A few weeks ago, I ditched work one afternoon and went for a hike at Lake 22. It was not a contemplated move, I just felt to get out for an adventure the same way Ishmael felt he needed to go the sea.
It was a cloudy day, not great for the views but perfect for a workout
The first 40 minutes felt like a breeze. The trail was largely flat and well maintained, walking through towering old growth forests and occasionally treading past shallow streams felt like a perfect way to spend a summer afternoon.
An hour into the hike, the trail gave way to intimidating switch-backs littered with large boulders and sharp-edged rocks. The easy stroll through the park quickly became a quagmire. With the difficult terrain and the elevation, my breath began to run short, my legs felt sorer and sorer, sweats started to drip into my eyes. I felt my brain getting hot and bloated, eyes irritated by the sweat. Thoughts of giving up started to creep in, little voices whispering at my ears:
“I’ve already came all this way, it is a good enough workout.”
“The weather isn’t that great, the view will probably be washed out. It doesn’t feel it’s worth the effort.”

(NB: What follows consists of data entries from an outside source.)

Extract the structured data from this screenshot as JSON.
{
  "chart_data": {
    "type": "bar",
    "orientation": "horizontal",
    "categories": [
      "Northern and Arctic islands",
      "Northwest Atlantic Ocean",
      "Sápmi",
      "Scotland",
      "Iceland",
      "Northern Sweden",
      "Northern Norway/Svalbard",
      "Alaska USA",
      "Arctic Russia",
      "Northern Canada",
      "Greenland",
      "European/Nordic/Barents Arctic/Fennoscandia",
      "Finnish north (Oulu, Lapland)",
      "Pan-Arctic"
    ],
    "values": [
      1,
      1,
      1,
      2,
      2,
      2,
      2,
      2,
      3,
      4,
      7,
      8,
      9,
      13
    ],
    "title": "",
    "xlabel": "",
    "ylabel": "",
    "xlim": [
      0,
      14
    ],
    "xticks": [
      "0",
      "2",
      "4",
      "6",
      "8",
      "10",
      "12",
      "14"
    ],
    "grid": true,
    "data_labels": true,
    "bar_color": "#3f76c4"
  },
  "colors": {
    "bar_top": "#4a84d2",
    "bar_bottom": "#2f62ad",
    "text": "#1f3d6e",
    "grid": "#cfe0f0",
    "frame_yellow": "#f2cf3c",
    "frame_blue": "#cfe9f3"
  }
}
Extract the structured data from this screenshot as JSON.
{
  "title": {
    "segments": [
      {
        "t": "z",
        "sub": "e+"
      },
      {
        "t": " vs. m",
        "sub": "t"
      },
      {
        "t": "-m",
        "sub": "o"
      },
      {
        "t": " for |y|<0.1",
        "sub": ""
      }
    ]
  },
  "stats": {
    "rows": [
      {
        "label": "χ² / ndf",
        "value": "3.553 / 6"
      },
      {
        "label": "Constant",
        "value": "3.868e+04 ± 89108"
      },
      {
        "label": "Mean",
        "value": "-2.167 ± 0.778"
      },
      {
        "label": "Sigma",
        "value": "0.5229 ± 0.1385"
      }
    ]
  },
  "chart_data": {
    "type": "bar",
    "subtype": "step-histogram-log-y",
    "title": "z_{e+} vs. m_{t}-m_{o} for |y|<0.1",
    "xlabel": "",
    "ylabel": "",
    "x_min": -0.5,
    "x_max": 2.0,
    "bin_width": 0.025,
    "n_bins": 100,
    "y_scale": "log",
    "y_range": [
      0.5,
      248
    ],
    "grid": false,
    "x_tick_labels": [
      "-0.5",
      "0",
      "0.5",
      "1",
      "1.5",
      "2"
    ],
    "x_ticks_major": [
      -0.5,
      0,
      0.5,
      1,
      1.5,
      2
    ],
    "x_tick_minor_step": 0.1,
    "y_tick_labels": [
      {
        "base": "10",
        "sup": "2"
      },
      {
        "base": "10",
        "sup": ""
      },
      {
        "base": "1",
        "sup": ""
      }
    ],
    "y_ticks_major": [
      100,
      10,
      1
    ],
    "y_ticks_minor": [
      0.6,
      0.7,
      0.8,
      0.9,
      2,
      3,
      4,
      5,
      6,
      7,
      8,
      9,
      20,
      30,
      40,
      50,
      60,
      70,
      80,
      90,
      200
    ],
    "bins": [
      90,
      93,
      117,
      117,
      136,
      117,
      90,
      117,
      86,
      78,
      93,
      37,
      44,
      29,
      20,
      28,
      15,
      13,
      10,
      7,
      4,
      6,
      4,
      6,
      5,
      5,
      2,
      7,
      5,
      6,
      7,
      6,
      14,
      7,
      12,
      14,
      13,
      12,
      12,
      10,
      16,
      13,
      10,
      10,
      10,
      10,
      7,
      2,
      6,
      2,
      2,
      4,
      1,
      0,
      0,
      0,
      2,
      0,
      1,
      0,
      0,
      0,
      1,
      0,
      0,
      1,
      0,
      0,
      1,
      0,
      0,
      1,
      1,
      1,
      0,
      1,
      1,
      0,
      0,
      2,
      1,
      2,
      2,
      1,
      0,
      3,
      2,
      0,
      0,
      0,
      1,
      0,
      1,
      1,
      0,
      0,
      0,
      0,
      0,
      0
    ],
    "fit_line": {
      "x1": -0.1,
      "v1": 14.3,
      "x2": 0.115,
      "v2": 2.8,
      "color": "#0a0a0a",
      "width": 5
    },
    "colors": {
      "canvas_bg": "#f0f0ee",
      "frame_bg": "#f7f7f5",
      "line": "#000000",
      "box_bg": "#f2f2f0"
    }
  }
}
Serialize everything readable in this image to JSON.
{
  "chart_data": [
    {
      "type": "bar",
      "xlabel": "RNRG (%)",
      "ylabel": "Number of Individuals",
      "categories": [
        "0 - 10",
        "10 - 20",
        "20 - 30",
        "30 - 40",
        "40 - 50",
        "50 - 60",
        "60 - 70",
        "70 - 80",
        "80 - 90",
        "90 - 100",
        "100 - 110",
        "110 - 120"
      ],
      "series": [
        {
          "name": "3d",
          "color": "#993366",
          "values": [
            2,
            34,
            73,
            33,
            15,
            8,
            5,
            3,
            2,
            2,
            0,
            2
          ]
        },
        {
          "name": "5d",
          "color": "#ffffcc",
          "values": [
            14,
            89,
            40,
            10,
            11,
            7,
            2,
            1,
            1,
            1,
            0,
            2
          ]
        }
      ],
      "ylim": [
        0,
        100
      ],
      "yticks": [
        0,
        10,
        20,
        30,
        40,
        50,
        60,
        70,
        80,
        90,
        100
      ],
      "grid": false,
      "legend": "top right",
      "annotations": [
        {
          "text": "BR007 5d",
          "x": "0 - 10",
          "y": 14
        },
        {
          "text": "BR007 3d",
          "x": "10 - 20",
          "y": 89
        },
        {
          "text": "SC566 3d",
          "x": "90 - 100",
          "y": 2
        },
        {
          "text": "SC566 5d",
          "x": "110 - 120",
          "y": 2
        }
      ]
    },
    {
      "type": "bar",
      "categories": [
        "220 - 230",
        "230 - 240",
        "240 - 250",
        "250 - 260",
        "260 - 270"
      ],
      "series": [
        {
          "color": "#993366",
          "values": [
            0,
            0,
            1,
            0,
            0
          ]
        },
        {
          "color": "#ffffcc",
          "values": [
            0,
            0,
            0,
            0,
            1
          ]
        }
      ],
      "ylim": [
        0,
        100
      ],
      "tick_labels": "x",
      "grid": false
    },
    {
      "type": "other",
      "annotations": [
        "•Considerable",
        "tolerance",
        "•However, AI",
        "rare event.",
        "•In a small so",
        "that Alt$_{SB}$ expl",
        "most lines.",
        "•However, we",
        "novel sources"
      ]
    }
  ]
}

“I’ve been to the lake before, it is beautiful but not out of the world, I don’t need to put myself through this just to see it again.”
“These boulders are so hard to get through, imagine the pain getting down later. Maybe I should just head back.”
“My water supply is running low, maybe I should call it quit.”
I constantly checked the GPS on my phone trying to see how much further the trail goes. The staircase of boulder seemed to go on forever while the blue dot on the map barely moved. I badly wanted to give up, I stopped looking for reasons to continue, but seeking affirmations to turn back.
The barely moving blue dot
Boulder littered switch-backs
I began to take breaks more and more frequently. Finally, I sat down under a piece of shade, staring into the distant mountains, and getting ready to go back. A couple of travelers passed by. They were coming down from the lake. They nodded and smiled, I smiled and nodded back, no words exchanged. Minutes later, I packed up my stuff and resumed my journey to the top. That was the last break I took.
I reached the lake 40 minutes later. Just as I was trying to convince myself to give up, the view was just ok. Without the sun, everything was grey and washed out. Yet, I felt a strong sense of joy anyway. The normally light green lake turned to a deep emerald color, patches of late summer snow were still visible. A few people were fly fishing along the shore. ‘Hah, got one!’ One person shouted suddenly. A beautiful rainbow trout was reeled in, they took a picture with it and let it back into the lake. I circled lake and was on my way home.
Midway is the hardest #
The mid-point of any journey always seems to the toughest. It is a place where we have gone far enough that we think we know what we are doing, but not yet far enough to really see it. In fact, it is a place or time where we are most confused.
Be the wind for someone else #
At the time, I did not know why I continued when I already made up my mind to give up. I only realize later it was that silent encounter with that group of strangers gave that necessary lift.
Although not a word was spoken, the gentle nods and smiles conveyed more than what was neccessary to lift me out of the ‘mid-journey blue’. They were the wind that carried me. I’m sure there are many winds like this in life. It could be an insightful book, a soulful song, a lover’s kiss, a mother’s hug, a father’s tap on the shoulder, or a simple nod from a stranger.
Be someone else’s wind. Either through our work or just our very beings. Small acts of goodness go a long way.
Don’t give up, but it’s not about the destination either #
I came home feeling happy and content that day, not from the lackluster scenery or the less than ‘thrilling’ adventure, but the fact that I did not give up. If we always give up, we won’t know what not giving up taste like. Sometimes, the reward of being persistent is far more enjoyable than the result of persistence.